The disclosures in this letter supplement those previously furnished in the Proxy Statement. If you have any questions regarding these alternative procedures or otherwise with respect to voting your shares, or need another copy of the Proxy Statement or proxy sheet, please do not hesitate to contact me at (985) 580-2265.
Very truly yours,
/s/ Mark P. Folse
Mark P. Folse
Chief Executive Officer and President
Dial-in instructions for special meeting teleconference: | |||
1. | Dial: 866-528-2256 | ||
2. | When prompted for the meeting passcode, dial 3896707# | ||
3. | If you join the meeting prior to its commencement, please wait on the line until the meeting begins. |
Special instructions for return of proxy materials | |
In addition to the methods described in the Proxy Statement for the return of your proxy, you may also utilize either of the following methods of delivery: | |
1. | Delivery by facsimile: 985-580-3183 |
2. | Delivery by email transmission: donna.mckey@pedestal.bank |
Note: To be valid, Pedestal must receive the proxy by one of the authorized delivery methods prior to the adjournment of the special meeting. |
Additional Information and Where to Find It
In connection with the proposed transaction, Business First filed with the Securities and Exchange Commission (“SEC”) a Registration Statement on Form S-4 (File No. 333-236472) on February 18, 2020, which was amended on February 28, 2020 and declared effective by the SEC on March 4, 2020 (the “S-4 Registration Statement”). The S-4 Registration Statement includes a prospectus of Business First and a joint proxy statement of Business First and Pedestal (the “Joint Proxy Statement-Prospectus”), which has been mailed to Business First’s and Pedestal’s shareholders.
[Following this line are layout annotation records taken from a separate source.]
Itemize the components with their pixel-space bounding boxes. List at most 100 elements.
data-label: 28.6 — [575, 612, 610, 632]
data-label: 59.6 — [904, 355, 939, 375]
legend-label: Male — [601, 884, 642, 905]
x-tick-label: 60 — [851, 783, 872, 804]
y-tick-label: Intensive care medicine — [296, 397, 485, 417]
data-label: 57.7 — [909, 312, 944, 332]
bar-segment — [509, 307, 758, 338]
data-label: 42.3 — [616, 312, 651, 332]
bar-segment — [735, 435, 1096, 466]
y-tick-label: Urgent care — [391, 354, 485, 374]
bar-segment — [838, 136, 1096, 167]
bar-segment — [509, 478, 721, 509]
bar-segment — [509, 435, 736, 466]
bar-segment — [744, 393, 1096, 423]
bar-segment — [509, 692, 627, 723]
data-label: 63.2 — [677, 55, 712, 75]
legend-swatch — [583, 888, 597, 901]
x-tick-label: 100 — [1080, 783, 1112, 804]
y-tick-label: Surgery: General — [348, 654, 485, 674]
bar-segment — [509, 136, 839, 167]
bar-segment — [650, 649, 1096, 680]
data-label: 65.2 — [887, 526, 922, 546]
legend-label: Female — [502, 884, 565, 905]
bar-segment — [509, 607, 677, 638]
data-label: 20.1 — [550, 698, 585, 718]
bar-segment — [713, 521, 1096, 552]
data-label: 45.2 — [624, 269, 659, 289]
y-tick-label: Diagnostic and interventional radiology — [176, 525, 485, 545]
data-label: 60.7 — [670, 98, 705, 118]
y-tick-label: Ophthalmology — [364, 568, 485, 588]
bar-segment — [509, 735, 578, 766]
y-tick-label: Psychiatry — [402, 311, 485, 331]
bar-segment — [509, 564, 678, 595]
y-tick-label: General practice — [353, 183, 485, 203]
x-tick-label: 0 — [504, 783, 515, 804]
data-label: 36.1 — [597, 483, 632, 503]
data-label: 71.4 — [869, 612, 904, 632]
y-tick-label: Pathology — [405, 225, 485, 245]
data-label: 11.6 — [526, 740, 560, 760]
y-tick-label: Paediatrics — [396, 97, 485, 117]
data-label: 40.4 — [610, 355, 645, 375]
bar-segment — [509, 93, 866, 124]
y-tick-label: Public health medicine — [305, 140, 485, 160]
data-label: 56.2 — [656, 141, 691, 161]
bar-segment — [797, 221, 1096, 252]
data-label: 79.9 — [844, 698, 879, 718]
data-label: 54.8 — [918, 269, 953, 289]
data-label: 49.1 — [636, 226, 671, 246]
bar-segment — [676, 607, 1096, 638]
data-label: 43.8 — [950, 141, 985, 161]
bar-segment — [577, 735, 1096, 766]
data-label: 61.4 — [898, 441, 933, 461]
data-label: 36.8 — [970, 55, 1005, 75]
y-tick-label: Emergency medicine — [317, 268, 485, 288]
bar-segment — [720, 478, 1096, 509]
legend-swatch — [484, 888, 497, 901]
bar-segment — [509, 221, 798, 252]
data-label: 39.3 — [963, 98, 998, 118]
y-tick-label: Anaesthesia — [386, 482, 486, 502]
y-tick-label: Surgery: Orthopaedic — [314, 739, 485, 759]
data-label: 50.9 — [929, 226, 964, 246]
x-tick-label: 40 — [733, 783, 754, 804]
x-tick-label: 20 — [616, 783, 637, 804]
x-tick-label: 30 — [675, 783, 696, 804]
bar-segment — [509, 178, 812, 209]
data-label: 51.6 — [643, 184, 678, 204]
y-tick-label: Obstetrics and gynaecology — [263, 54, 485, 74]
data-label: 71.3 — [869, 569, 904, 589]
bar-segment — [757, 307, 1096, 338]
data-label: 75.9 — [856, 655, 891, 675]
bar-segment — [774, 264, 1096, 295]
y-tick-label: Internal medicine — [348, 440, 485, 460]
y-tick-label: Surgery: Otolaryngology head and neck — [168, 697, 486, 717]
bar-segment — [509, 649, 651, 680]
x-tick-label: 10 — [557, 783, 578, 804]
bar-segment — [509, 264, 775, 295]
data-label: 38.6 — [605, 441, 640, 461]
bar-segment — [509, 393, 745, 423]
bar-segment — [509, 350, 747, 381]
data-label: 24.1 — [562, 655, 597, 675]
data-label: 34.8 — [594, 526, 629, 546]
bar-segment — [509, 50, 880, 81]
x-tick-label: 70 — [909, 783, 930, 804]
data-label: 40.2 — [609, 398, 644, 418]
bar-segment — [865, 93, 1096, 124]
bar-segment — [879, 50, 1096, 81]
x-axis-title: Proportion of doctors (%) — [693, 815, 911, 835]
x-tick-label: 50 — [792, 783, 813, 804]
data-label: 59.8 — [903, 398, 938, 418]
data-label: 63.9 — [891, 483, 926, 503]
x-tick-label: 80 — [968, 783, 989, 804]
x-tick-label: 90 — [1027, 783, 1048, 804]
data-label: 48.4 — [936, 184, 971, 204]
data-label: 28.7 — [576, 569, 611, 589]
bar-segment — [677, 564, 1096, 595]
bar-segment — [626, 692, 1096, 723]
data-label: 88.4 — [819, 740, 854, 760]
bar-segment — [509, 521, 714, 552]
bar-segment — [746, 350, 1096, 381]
Shareholders of Business First and Pedestal and other investors are urged to read the Joint Proxy Statement-Prospectus that was included in the S-4 Registration Statement in connection with the proposed merger because it contains important information about Business First, Pedestal, the merger, the persons soliciting proxies in the merger and their interests in the merger and related matters. Investors are able to obtain all documents filed with the SEC by Business First free of charge at the SEC’s Internet site (http://www.sec.gov). In addition, documents filed with the SEC by Business First will be available free of charge from the Corporate Secretary of Business First Bancshares, Inc., 500 Laurel Street, Suite 101, Baton Rouge, LA 70801, Telephone 225-248-7600. The Joint Proxy Statement-Prospectus and the other documents may also be obtained for free by accessing Business First’s website at www.b1bank.com under the tab “Shareholder Info” and then under the heading “SEC Filings”. You are urged to read the Joint Proxy Statement-Prospectus carefully before making a decision concerning the merger.
Participants in the Solicitation
Business First, Pedestal and certain of their directors, executive officers and employees may be deemed to be participants in the solicitation of proxies from the shareholders of Business First and Pedestal in connection with the merger. Information about Business First’s directors and executive officers is available in its proxy statement for its 2019 annual meeting of shareholders, which was filed with the SEC on May 1, 2019. Information regarding all of the persons who may, under the rules of the SEC, be deemed participants in the proxy solicitation and a description of their direct and indirect interests, by security holdings or otherwise, are contained in the Joint Proxy Statement-Prospectus pertaining to the merger and other relevant materials to be filed with the SEC when they become available. Free copies of these documents may be obtained as described in the preceding paragraph.